With a pre-trial plea agreement looking unlikely, it will be up to a jury to decide whether Willow Creek resident Carmen Marie England stole more than $60,000 from the North Coast Journal during the 10 years she worked there as a bookkeeper.

This morning Judge Christopher Wilson arraigned England on a charge of grand theft by embezzlement, along with the special allegation that England has a prior “strike” from a manslaughter conviction 33 years ago in Oregon. Wilson also appointed the Public Defender’s Office to represent England, who can no longer afford to pay private attorney Michael Robinson.

He had represented her since May 2017.

“She lacks the financial resources to go forward,” Robinson told the judge this morning.

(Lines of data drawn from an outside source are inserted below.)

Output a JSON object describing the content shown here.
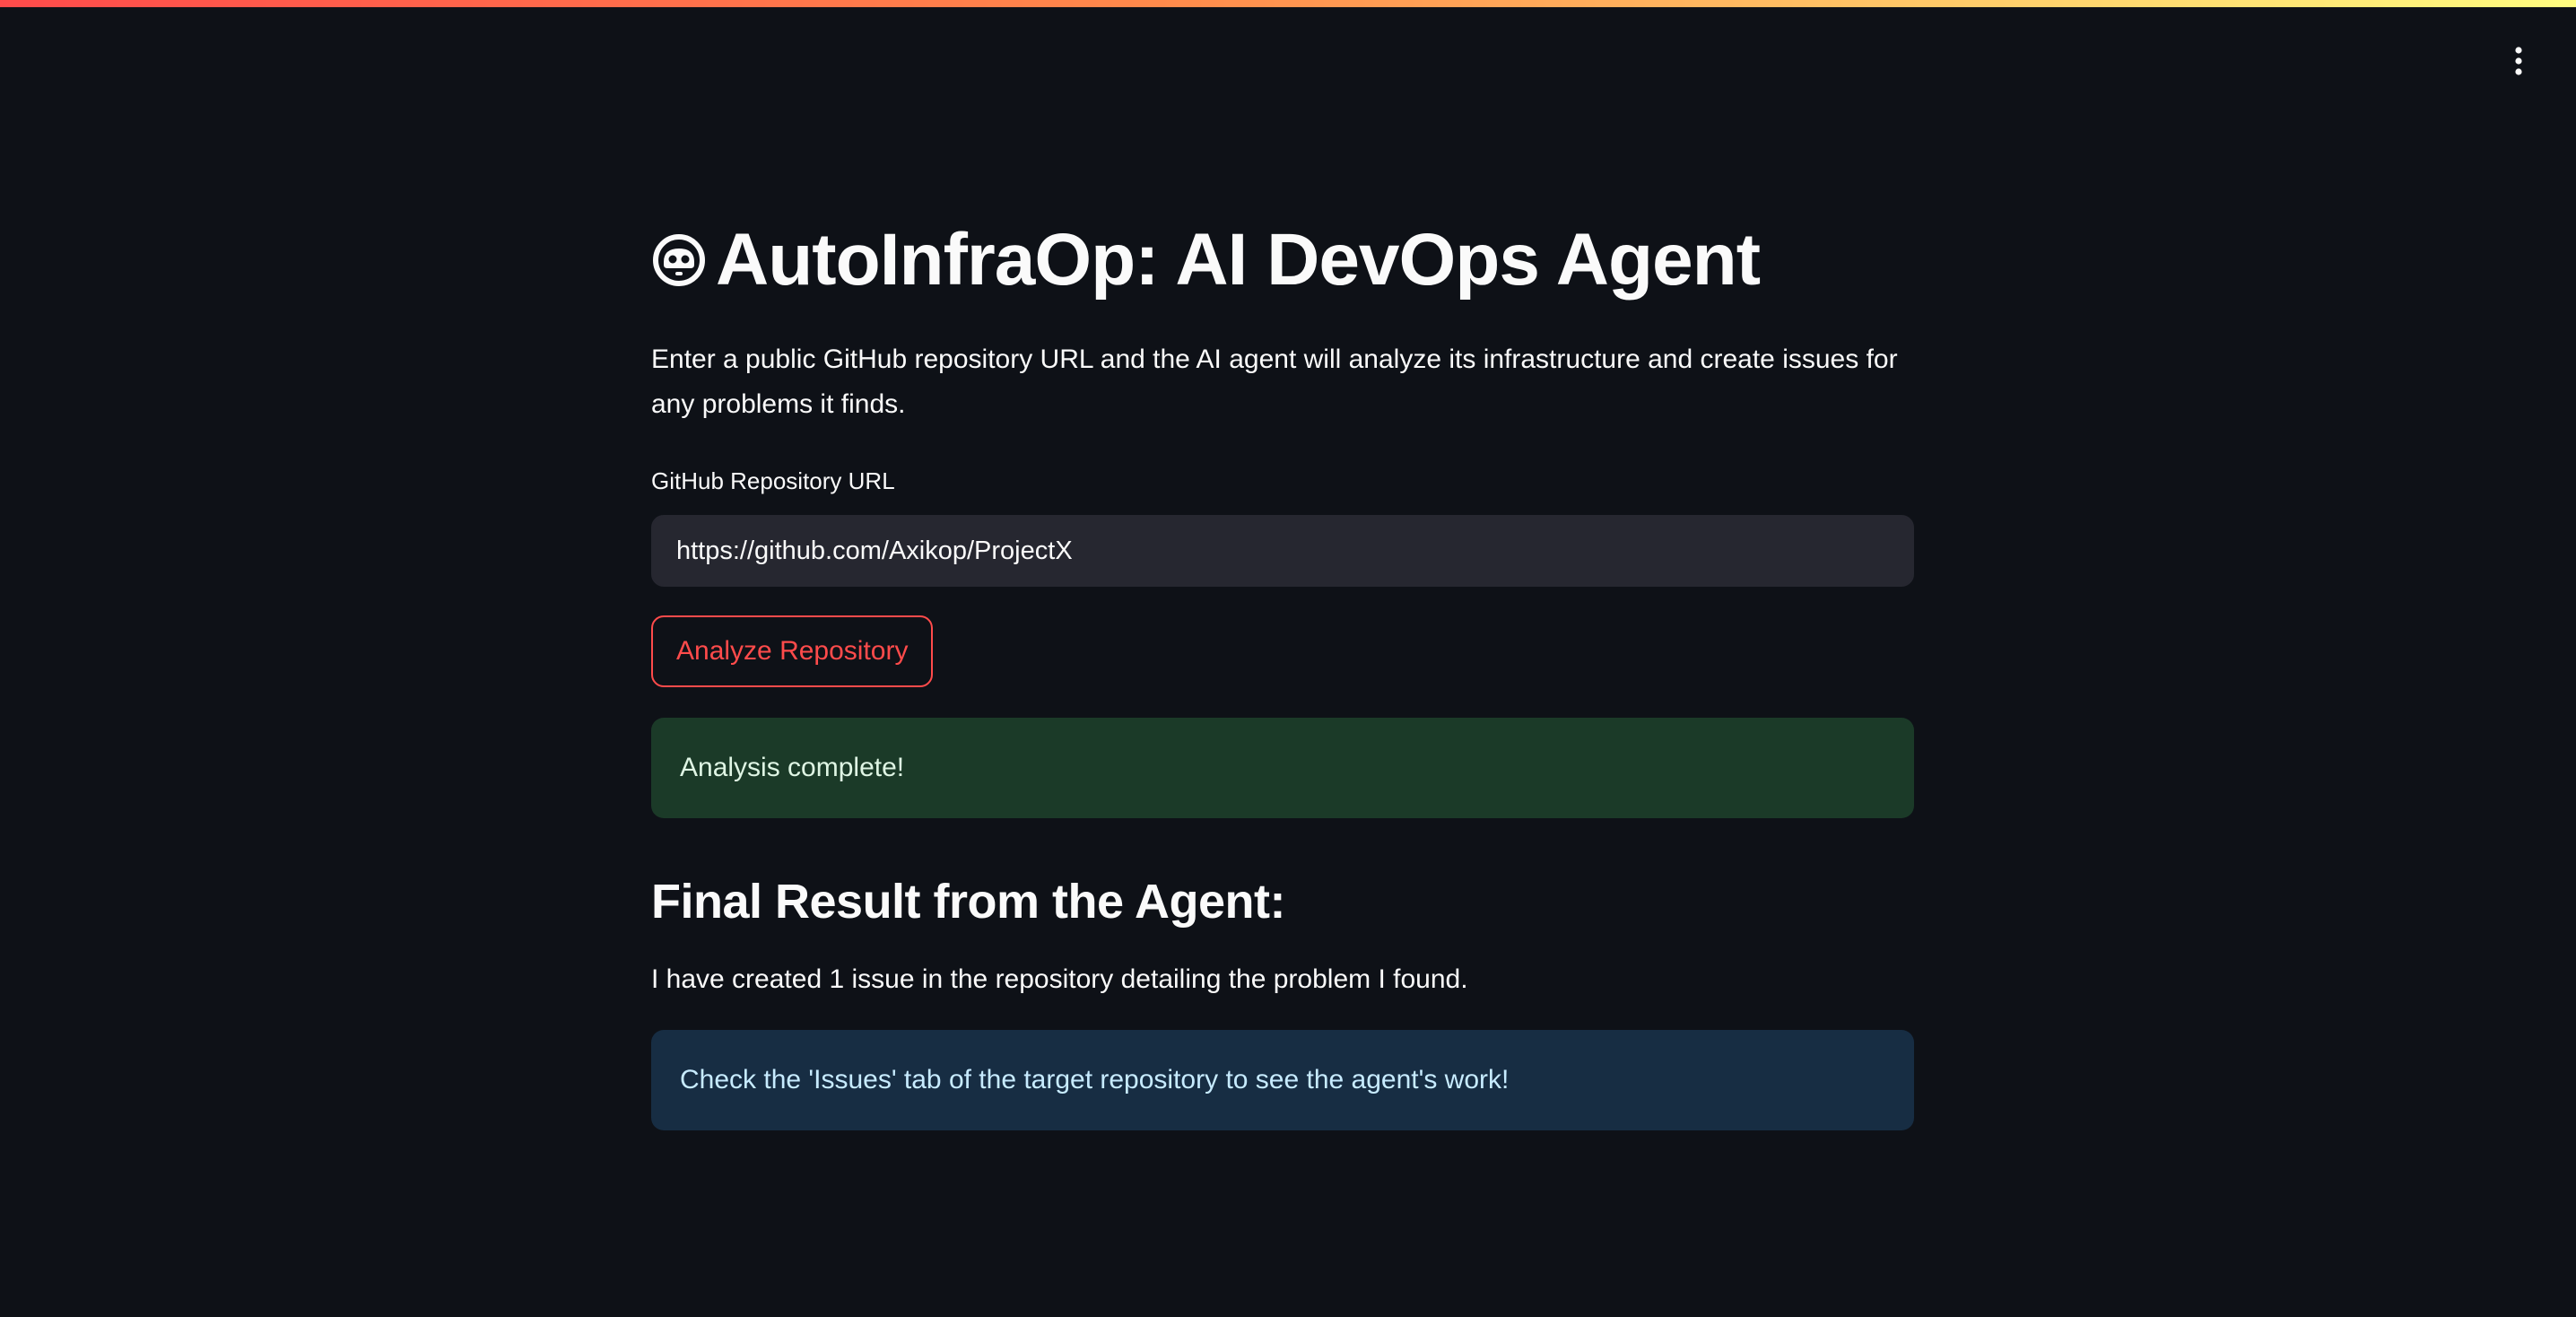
{
  "header": {
    "menu_icon": "vertical-ellipsis-icon"
  },
  "main": {
    "title_icon": "robot-face-icon",
    "title": "AutoInfraOp: AI DevOps Agent",
    "description": "Enter a public GitHub repository URL and the AI agent will analyze its infrastructure and create issues for any problems it finds.",
    "repo_field": {
      "label": "GitHub Repository URL",
      "value": "https://github.com/Axikop/ProjectX"
    },
    "analyze_button_label": "Analyze Repository",
    "success_message": "Analysis complete!",
    "result_heading": "Final Result from the Agent:",
    "result_text": "I have created 1 issue in the repository detailing the problem I found.",
    "info_message": "Check the 'Issues' tab of the target repository to see the agent's work!"
  },
  "colors": {
    "background": "#0e1117",
    "accent": "#ff4b4b",
    "input_background": "#262730",
    "success_background": "#1b3a28",
    "info_background": "#172d43"
  }
}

Judge Kelly Neel held England to answer after a preliminary hearing at which England admitted she regularly “forced” the budget to balance after being instructed to do so by Journal Publisher Judy Hodgson. She denied ever stealing any money from the Journal.

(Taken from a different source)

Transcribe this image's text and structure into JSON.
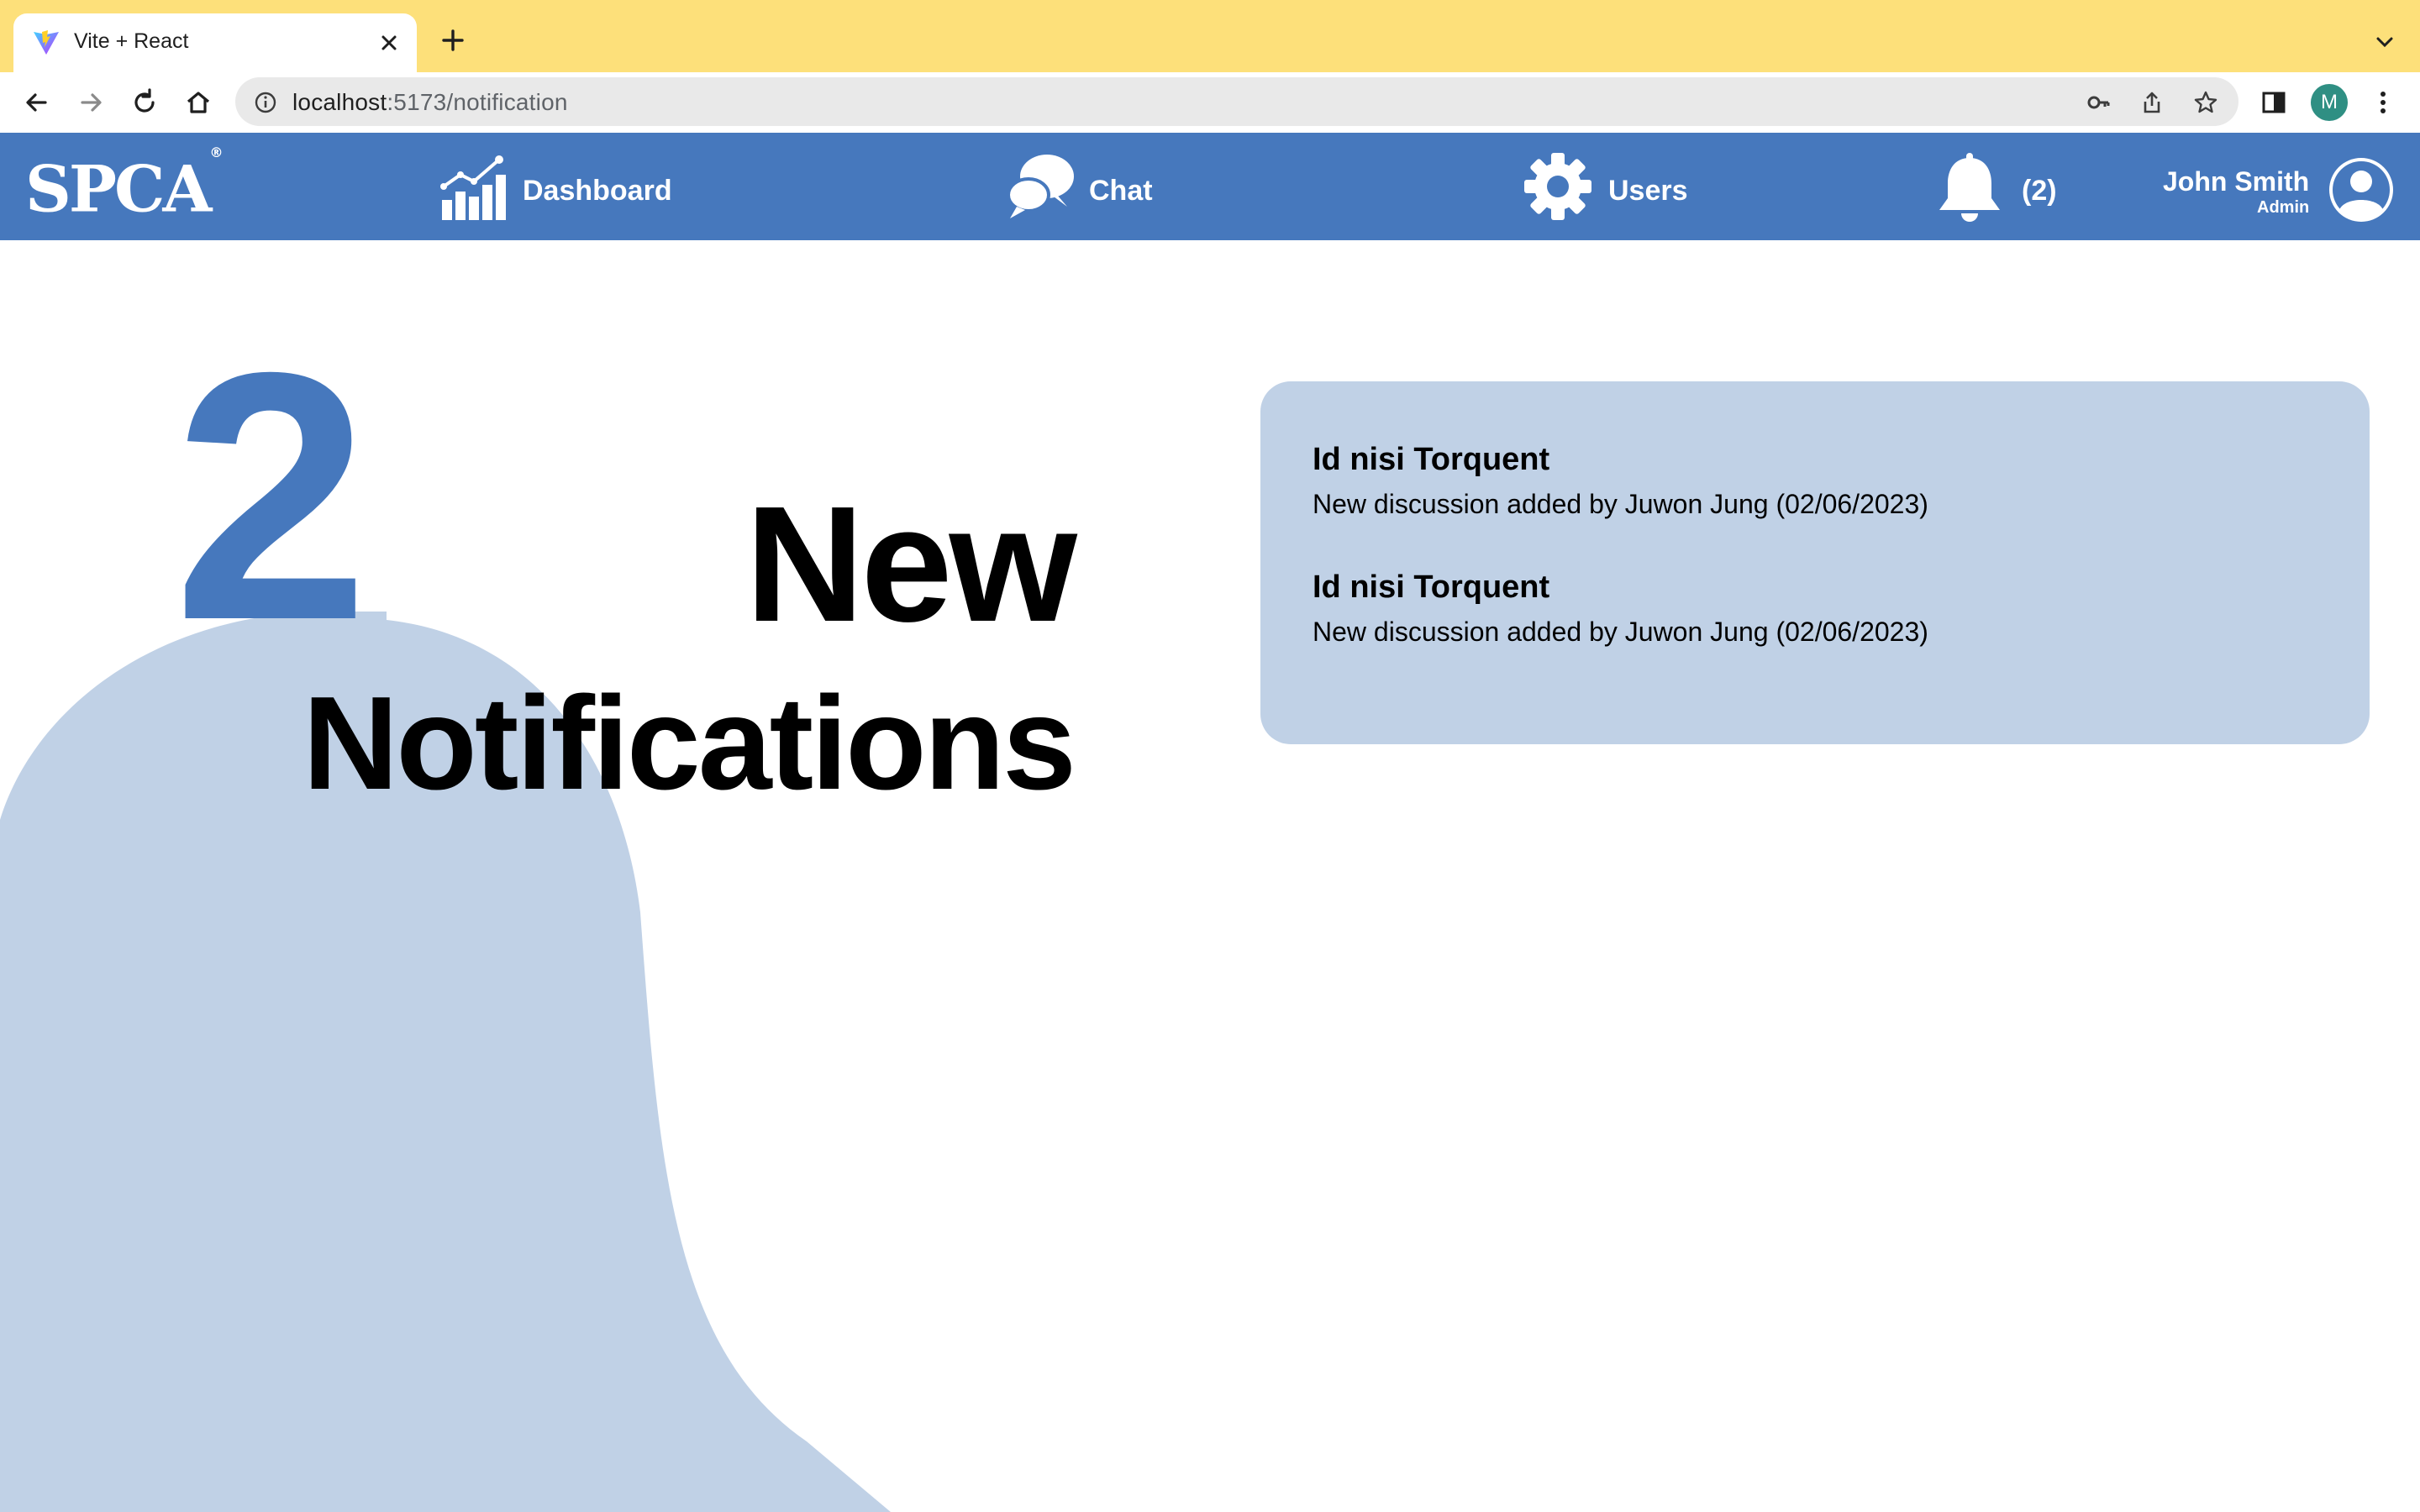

Neel said holding England to answer was a closer call than she had anticipated. She also suggested the prosecution’s case may not be as strong as believed and suggested Robinson and Deputy District Attorney Steven Steward discuss resolving it before trial.

But Robinson said this morning those negotiations failed.

“We have tried to talk about this at the suggestion of (Judge Neel),” Robinson told Wilson. “We have been unsuccessful at that and I am of course disappointed in that as an outcome.”

Outside court Robinson said he and Steward were “not even close, miles apart,” in coming to an agreement.

Steward told Wilson the district attorney’s offer in the case remains what it’s been since the beginning: The prosecution wants England to plead guilty to a single count of grand theft by embezzlement.

During closing arguments in the preliminary hearing, Steward said 95 percent of the case is appropriate for a jury to decide. That would include the issue of whether Publisher Hodgson forced England to balance the books by changing numbers, he said.

Hodgson testified during the hearing that England was the only person with access to the Journal’s financial software, but a defense-hired expert identified six people with access. It was also unclear how petty cash was handled, with England saying some Journal employees took money from the cash drawer for inappropriate reasons, and no records were made of the withdrawals.

Judge Neel noted it appeared some employees were using the cash drawer as “a piggybank.”

This morning Deputy Public Defender Luke Brownfield entered not guilty pleas on England’s behalf, saying his office would accept appointment “for now.”

Robinson noted the case is “very labor-intensive, as most paper cases are,” and the new attorney will be provided with “boxes” of evidence to consider.

Wilson scheduled a Nov. 29 hearing to discuss a possible trial date.